The problem is this: I'm tired. I'm really horribly tired. I took the day off yesterday and slept the day away. I then got up, got irritated at something that I felt undermined some of my efforts on AuckLUG and reacted badly. It did lead to something positive - I've been thinking about abdicating my position as the event co-ordinator for AuckLUG for awhile and this has finally given me the push that I needed.
While for the most part I've enjoyed the position, there have been problems. I never know how many people to expect for certain events which has made things where we're looking for sponsorship next to impossible. The one that stands out in my mind is Software Freedom Day where it almost came down to passing a hat around the organisers - so those few people who had put in loads of time, effort and energy, for a great mass of people, might have had to put up some money. I don't see that situation as fair and it was brought about because people didn't want to sign up to say they were attending.
And then came the rather awkward attempt of flirting by someone. I've always thought that flirting should be something that either invokes a feeling or is clever enough that you find yourself continuing it (a clever analogy or play on words). It's a shared joke. A way of telling someone that you're interested in them and if they share it, then perhaps there's the making of a relationship of some form. And the flirting in question didn't have any of these qualities. So given that I'm tired and contemplative I picked it apart, couldn't quite understand it given that it didn't meet the criteria and just gave a blank faced stare while saying "I don't understand". The response "oh it's just a joke" got my back up. I have a sense of humour. I'm pretty sure I do. Sure, I'm tired and it's not working quite the way that it should at the moment, but even after a bit of thought, it still wasn't funny. Jokes should be funny right?

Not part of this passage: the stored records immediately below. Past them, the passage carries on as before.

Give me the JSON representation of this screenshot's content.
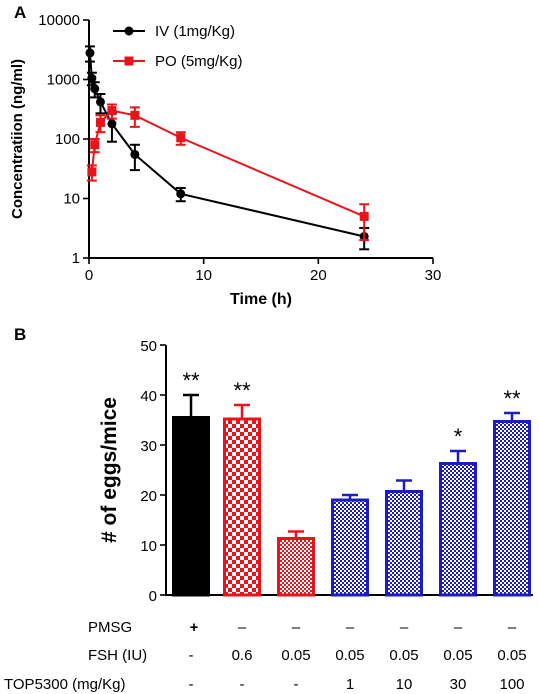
{
  "chart_data": [
    {
      "panel": "A",
      "type": "line",
      "xlabel": "Time (h)",
      "ylabel": "Concentratiion (ng/ml)",
      "xlim": [
        0,
        30
      ],
      "xticks": [
        "0",
        "10",
        "20",
        "30"
      ],
      "ylim": [
        1,
        10000
      ],
      "yscale": "log",
      "yticks": [
        "1",
        "10",
        "100",
        "1000",
        "10000"
      ],
      "legend_position": "top-left",
      "series": [
        {
          "name": "IV (1mg/Kg)",
          "color": "#000000",
          "marker": "circle",
          "x": [
            0.083,
            0.25,
            0.5,
            1,
            2,
            4,
            8,
            24
          ],
          "y": [
            2800,
            1050,
            700,
            420,
            180,
            55,
            12,
            2.3
          ],
          "err": [
            800,
            250,
            200,
            150,
            90,
            25,
            3,
            0.9
          ]
        },
        {
          "name": "PO (5mg/Kg)",
          "color": "#e8141b",
          "marker": "square",
          "x": [
            0.25,
            0.5,
            1,
            2,
            4,
            8,
            24
          ],
          "y": [
            28,
            80,
            190,
            300,
            250,
            105,
            5
          ],
          "err": [
            8,
            20,
            60,
            80,
            90,
            25,
            3
          ]
        }
      ]
    },
    {
      "panel": "B",
      "type": "bar",
      "ylabel": "# of eggs/mice",
      "ylim": [
        0,
        50
      ],
      "yticks": [
        "0",
        "10",
        "20",
        "30",
        "40",
        "50"
      ],
      "values": [
        35.5,
        35.2,
        11.3,
        19,
        20.7,
        26.3,
        34.7
      ],
      "errors": [
        4.5,
        2.8,
        1.4,
        1.0,
        2.2,
        2.5,
        1.7
      ],
      "colors": [
        "#000000",
        "#e8141b",
        "#e8141b",
        "#1d1dbf",
        "#1d1dbf",
        "#1d1dbf",
        "#1d1dbf"
      ],
      "fills": [
        "solid",
        "checker",
        "checker-fine",
        "mesh",
        "mesh",
        "mesh",
        "mesh"
      ],
      "significance": [
        "**",
        "**",
        "",
        "",
        "",
        "*",
        "**"
      ],
      "conditions": [
        {
          "label": "PMSG",
          "values": [
            "+",
            "–",
            "–",
            "–",
            "–",
            "–",
            "–"
          ]
        },
        {
          "label": "FSH (IU)",
          "values": [
            "-",
            "0.6",
            "0.05",
            "0.05",
            "0.05",
            "0.05",
            "0.05"
          ]
        },
        {
          "label": "TOP5300 (mg/Kg)",
          "values": [
            "-",
            "-",
            "-",
            "1",
            "10",
            "30",
            "100"
          ]
        }
      ]
    }
  ]
}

A really prudent question though is, should I be made to feel like I'm odd because the flirtation was clumsy at best?
Which lead me to write a long winded post about the possibility that I may suffer some symptoms of aspergers syndrome. So the missing post was about how I don't understand a lot of what goes on around me and how a lot of the social interactions I have with people can at times feel scripted and how getting close to people and knowing my position in amongst them can be difficult.

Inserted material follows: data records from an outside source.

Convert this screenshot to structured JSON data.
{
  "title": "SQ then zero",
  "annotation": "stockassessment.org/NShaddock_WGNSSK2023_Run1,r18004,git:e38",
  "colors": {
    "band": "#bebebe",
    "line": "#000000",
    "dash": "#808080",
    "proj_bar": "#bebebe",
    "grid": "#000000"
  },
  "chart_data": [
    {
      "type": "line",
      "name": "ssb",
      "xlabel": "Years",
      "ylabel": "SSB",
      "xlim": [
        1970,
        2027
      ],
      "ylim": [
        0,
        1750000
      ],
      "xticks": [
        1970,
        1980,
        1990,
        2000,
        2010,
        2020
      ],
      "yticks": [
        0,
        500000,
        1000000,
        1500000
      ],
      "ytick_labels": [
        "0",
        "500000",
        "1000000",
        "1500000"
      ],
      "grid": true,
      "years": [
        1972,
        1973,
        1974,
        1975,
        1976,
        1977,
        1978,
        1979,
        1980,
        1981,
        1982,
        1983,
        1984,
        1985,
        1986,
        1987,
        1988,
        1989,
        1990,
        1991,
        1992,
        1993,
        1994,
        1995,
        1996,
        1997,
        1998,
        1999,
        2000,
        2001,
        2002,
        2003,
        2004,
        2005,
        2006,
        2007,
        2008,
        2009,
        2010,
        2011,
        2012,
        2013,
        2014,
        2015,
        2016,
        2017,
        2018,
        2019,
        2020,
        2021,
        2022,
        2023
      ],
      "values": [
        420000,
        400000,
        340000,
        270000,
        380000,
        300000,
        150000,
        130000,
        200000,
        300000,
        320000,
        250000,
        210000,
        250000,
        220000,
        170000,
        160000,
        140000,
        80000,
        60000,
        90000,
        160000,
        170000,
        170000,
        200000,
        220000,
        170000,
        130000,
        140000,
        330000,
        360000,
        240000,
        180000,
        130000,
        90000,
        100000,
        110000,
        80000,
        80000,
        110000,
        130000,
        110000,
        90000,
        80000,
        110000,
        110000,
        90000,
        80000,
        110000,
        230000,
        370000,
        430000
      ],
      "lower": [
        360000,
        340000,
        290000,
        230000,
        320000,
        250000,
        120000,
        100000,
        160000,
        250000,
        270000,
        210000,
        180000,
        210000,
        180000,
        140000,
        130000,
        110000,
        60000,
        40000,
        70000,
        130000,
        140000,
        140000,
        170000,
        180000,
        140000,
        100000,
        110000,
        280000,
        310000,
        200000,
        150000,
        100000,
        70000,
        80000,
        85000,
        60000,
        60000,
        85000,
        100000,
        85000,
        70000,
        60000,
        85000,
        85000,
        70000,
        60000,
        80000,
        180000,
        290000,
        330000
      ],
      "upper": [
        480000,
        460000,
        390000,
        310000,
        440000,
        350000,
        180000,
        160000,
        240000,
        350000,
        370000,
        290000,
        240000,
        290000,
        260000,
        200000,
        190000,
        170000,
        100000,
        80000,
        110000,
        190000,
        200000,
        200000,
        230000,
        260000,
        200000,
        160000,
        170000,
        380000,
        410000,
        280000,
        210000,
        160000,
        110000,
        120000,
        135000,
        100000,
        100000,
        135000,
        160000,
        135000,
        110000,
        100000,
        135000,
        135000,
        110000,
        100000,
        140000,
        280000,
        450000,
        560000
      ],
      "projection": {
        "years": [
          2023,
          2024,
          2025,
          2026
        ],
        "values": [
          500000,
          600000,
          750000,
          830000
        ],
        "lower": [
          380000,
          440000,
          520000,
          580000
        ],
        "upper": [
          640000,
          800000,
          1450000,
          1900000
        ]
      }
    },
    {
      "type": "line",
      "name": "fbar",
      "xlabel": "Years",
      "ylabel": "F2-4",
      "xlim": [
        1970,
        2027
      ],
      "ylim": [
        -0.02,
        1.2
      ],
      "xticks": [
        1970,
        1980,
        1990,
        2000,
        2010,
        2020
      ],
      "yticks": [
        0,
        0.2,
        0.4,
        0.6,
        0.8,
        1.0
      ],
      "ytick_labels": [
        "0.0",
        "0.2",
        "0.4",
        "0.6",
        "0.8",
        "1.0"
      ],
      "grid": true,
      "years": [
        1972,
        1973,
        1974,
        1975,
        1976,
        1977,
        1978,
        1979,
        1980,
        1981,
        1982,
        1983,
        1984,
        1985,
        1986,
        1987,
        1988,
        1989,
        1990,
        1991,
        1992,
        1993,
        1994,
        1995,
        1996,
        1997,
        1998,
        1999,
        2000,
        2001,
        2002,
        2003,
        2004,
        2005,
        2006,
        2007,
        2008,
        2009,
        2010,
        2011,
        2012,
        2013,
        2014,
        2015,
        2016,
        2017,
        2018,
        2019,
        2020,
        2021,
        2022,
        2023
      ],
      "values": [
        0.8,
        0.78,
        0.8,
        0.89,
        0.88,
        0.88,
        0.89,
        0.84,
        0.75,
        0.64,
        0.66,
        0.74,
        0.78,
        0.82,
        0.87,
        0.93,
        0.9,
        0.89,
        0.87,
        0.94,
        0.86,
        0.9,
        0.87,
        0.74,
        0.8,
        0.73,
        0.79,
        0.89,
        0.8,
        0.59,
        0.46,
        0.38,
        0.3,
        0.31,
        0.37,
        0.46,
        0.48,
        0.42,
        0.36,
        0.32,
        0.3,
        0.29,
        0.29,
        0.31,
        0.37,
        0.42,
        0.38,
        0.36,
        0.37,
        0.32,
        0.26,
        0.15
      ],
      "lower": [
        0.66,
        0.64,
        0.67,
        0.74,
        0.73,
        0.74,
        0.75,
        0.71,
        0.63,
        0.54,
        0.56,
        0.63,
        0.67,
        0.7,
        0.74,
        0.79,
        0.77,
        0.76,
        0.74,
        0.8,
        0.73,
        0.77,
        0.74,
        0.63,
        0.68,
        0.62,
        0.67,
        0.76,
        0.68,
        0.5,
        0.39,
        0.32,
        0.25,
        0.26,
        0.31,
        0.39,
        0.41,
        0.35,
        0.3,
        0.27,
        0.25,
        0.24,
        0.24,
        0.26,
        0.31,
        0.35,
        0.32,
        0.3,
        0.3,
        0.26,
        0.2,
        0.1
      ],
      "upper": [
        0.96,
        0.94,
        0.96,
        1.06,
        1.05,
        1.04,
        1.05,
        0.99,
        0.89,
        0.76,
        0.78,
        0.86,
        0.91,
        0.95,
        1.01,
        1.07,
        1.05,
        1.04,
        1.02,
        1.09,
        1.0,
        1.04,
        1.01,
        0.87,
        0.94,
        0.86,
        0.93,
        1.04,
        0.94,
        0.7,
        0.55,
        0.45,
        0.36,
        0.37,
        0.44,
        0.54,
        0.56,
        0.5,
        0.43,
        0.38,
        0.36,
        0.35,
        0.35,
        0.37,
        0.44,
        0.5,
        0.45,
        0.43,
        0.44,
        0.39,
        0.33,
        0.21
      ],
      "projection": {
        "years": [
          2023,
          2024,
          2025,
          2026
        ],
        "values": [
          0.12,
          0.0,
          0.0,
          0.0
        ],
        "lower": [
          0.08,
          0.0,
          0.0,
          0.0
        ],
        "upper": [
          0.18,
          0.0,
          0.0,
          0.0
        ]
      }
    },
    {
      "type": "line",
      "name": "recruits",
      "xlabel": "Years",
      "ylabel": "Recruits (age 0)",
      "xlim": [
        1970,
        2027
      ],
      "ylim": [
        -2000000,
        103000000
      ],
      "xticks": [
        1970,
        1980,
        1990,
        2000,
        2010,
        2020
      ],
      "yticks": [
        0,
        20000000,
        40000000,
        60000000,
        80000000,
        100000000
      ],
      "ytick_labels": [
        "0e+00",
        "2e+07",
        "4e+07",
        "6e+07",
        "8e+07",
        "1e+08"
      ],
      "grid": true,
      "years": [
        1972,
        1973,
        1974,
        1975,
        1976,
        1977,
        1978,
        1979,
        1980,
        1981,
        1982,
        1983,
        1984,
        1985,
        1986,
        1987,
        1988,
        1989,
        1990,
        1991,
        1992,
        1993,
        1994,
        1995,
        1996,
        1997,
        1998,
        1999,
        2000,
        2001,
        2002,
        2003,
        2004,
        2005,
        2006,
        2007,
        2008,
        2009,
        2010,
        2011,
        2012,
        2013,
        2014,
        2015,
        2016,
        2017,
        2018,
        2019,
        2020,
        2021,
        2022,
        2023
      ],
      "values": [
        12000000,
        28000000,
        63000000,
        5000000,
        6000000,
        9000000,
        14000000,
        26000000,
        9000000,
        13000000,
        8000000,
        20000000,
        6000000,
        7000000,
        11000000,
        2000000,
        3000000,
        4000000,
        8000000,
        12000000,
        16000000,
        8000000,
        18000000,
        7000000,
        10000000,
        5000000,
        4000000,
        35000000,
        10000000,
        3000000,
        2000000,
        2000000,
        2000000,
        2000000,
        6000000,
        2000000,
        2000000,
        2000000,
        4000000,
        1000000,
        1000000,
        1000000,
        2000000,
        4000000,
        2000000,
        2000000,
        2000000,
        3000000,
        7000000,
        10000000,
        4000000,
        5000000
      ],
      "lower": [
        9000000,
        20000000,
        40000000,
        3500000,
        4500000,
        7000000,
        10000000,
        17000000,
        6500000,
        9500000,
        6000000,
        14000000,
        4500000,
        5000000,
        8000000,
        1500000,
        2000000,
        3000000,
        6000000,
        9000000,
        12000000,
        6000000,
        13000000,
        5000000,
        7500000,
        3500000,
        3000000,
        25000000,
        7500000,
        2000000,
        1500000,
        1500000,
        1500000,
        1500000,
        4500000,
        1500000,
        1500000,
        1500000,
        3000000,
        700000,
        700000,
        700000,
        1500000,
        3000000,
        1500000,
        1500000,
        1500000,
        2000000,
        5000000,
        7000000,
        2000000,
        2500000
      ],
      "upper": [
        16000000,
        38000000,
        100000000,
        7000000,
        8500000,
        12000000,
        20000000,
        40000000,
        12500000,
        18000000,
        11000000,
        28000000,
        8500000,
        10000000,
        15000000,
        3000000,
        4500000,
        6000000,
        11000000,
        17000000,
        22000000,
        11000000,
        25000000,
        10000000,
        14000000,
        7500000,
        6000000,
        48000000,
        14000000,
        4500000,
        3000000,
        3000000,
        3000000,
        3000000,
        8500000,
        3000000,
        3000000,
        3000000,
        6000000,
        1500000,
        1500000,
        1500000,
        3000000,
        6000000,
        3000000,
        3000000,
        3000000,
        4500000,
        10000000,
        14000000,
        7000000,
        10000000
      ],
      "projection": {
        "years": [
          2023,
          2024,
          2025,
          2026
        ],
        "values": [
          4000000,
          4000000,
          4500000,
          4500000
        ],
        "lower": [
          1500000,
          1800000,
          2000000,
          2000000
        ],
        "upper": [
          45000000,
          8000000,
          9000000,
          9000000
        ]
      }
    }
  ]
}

This lead to an email this morning which I'm quite happy to ignore . The email has sent me into a spin. I don't want to answer the questions in there when all I was trying to do was to try and answer a few questions. I'm feeling a little harassed by it.
So I know I'm tired. Chances are, this wouldn't bother me quite so much if I had full use of my facilities. I probably wouldn't feel quite so harassed and would probably have a way to deal with it. For the time being though, I am feeling harassed, I don't have a ready way to deal with it and so I'm going to avoid the blog for a little while.